The year it took to actually write the book once my fabulous agent sold it was a blissful thing, a year for which I’ll always be eternally grateful. (Since you’re reading this, you’re obviously a writer, so I don’t have to explain to you how essential loving hours and days alone to think and mull, those essential and often under-recognized parts of writing, are key components of that.)

THE MARKETING MINDSET

Long before the publisher assigned me a publicist, I was compiling lists: 1) Of media friends (I’m fortunate to have them, after years of work as a journalist), whom I might hit up when this day arrived. 2) Of blogs and publications who might be interested in the themes of my book. There are many: media, democracy, midlife crisis, southeast Asia, globalization, Buddhism, women. More people to contact means more work, because you're preparing something for everyone. 3) Of bookstores and speaker series and festivals, particularly ones located where I had friends or family, and that might have a tiny budget to offset the cost of travel.

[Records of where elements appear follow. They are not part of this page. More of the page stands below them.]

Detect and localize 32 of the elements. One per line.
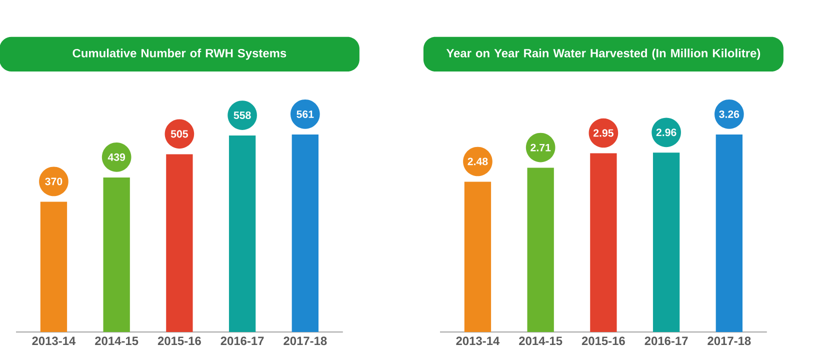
x-tick-label: 2015-16 [158,336,201,346]
bar [166,154,193,332]
data-label: 2.96 [656,128,676,136]
bar [590,153,617,332]
bar [527,168,554,332]
bar [40,202,68,332]
bar [228,136,256,332]
chart-title: Year on Year Rain Water Harvested (In Million Kilolitre) [446,48,760,60]
data-label: 558 [234,112,251,120]
bar [464,182,492,332]
chart-title: Cumulative Number of RWH Systems [72,48,286,60]
data-label: 561 [296,110,314,118]
x-tick-label: 2017-18 [284,336,327,346]
data-label: 2.71 [530,144,551,152]
bar [292,134,319,332]
data-label: 370 [45,178,62,186]
x-tick-label: 2013-14 [456,336,500,346]
data-label: 3.26 [719,110,740,118]
data-label: 2.48 [468,158,488,166]
data-label: 2.95 [593,129,614,137]
x-tick-label: 2017-18 [708,336,751,346]
x-tick-label: 2016-17 [220,336,264,346]
bar [103,177,130,332]
x-tick-label: 2014-15 [95,336,138,346]
x-tick-label: 2014-15 [519,336,562,346]
bar [652,152,680,332]
x-tick-label: 2016-17 [644,336,688,346]
data-label: 439 [108,153,126,161]
x-tick-label: 2013-14 [32,336,76,346]
bar [716,134,743,332]
data-label: 505 [170,130,188,138]
x-tick-label: 2015-16 [582,336,625,346]
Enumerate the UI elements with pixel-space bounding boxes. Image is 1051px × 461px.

Though I didn’t have much of an income this past year (various personnel changes and strategic planning led the publisher to delay publication by a year—in other words, don’t think just cause you make your deadlines that the schedule stays on course and thus your advance), I decided to invest in a trip to Bhutan in October to collect video with a borrowed FlipCam. I hadn’t taken many photographs in all the time I’d lived and spent there, and realized illustrating the subject of my book would be a good idea.

NEW SKILLS WE MUST LEARN

Not wanting to lean on my friends to sift through hours of the footage I gathered, I also realized that paying someone to do so would have been prohibitive. Staring at the screen of my trusty old MacBook, I realized the solution was right in front of me: iMovie. I took a free class and started editing away. I’m not going to put anyone out of business, but now I’m comfortable with this new skill, and I actually find it fun.

A few weeks ago, I ran into a writer acquaintance at a nearby coffee shop; she politely asked whether my book was on schedule, since the last time we’d met, it had been delayed. I told her yes, thankfully, I was in hard-core guerilla marketing mode. She rolled her eyes; she’s far more experienced and knows the demands.

“Don’t you wish you didn’t have to worry about that, that you could just write?” she asked. I thought about it for a second. It hadn’t occurred to me that any of this stuff was a nuisance. It just all seemed part of the package (and privilege) of having sold a book.

“Actually,” I said to her, as politely as possible, “no.”